First Planting. Part 2!

So, some of our seeds didn’t survive the first planting. Most everything in the greenhouse probably got killed by frost/overheating the first few days, so never even sprouted. I had one little basil plant survive… until we’re pretty sure a vole made it his dinner one night. So we called the greenhouse a wash and started over. We planted zucchini, watermelon, and cucumber in there a couple weeks later, and so far we have 2 zucchini sprouts! Here’s hoping they make it.


Swiss chard.



None of my outside herbs made it either, besides my anise seeds. I have two little anise sprouts that are doing well. We had a pretty heavy rainstorm and frost right after our first planting, and those herb seeds are so tiny, I think they just got washed away. It was too much for them. So I ended up re-planting most everything this last week. All the veggies, greens, and sunflowers have sprouted so far though!


Collard greens.

It’s been pretty fascinating to watch these little sprouts grow. I’ve never really gardened before, and you feel this true excitement when you see those little green babies pop up out of the ground. It’s like, you made it! From a little itty bitty fragile little seed, into this plant. Just some dirt, water, and sunshine. It amazes me how just those 3 ingredients cause this amazing reaction in these seeds that don’t seem… alive. How do they know?! When they’re in dirt, when the sun is out, when to break free of their seed shell, which direction to grow?! Truly amazing.




Basil (RIP). Voles are the reason we got a cat.

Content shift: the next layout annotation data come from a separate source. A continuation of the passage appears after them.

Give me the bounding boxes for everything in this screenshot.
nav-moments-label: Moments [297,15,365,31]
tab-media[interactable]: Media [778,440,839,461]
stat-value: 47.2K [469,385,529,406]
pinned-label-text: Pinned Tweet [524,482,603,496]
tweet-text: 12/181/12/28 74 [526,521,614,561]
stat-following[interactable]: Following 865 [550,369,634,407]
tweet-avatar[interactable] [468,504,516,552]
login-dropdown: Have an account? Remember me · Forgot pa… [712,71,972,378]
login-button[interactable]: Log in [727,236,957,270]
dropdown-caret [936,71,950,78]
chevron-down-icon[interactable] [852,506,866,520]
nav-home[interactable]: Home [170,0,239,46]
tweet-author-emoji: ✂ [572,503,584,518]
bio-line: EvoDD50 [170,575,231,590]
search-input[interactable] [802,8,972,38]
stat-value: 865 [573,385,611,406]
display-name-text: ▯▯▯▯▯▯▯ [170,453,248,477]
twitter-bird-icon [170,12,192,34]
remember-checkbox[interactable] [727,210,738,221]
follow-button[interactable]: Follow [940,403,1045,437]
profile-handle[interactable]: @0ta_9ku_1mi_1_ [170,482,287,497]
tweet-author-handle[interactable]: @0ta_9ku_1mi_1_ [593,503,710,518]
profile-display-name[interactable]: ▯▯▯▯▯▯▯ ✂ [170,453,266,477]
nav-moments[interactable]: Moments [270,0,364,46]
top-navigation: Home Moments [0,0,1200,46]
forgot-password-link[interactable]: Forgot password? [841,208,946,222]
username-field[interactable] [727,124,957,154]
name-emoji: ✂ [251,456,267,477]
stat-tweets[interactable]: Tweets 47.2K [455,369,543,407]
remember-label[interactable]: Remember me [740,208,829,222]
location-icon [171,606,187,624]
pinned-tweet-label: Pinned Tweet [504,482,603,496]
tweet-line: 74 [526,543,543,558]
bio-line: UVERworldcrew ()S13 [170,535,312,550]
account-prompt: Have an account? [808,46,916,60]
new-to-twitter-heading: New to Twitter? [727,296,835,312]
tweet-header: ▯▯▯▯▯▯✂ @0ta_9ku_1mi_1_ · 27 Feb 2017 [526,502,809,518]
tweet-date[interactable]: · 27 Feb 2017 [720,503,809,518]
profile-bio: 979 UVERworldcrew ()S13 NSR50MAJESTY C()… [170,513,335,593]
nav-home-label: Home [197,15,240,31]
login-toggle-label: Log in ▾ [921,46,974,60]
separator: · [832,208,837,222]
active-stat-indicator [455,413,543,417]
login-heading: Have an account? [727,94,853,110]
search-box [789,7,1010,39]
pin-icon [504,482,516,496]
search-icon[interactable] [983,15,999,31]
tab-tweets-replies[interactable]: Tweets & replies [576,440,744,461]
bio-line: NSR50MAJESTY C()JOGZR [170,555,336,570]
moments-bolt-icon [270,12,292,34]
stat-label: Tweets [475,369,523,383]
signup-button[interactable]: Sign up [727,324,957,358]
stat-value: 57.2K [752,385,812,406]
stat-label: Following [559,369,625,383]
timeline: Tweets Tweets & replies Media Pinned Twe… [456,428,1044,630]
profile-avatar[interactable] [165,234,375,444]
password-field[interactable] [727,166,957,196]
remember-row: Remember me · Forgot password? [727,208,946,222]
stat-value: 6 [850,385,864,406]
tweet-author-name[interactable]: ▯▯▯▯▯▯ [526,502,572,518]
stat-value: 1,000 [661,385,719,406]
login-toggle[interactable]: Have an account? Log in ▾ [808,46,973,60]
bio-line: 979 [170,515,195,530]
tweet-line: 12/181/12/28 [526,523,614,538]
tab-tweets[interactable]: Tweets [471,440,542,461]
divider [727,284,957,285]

When they’re newborns (by that I mean, when they first pop up), they seem to be distinctly two different “types” of sprouts. They usually have two leaves, and they tend to be either pointy or rounded. And they all kind of look like one or the other until they get a bit bigger and start to differentiate. It’s pretty cool. A newborn radish and a newborn turnip look exactly the same, which is also like a collard green or an endive. Newborn spinach looks exactly like swiss chard and beets. The only obviously different sprouts are the sunflowers; they’re BIG and bright and ready to take on the world!




Mammoth sunflowers.

We’ve had a whole second planting as well, and some of those are just beginning to sprout now, but that’ll be a surprise for another post 🙂 Aren’t my kids just so cute?!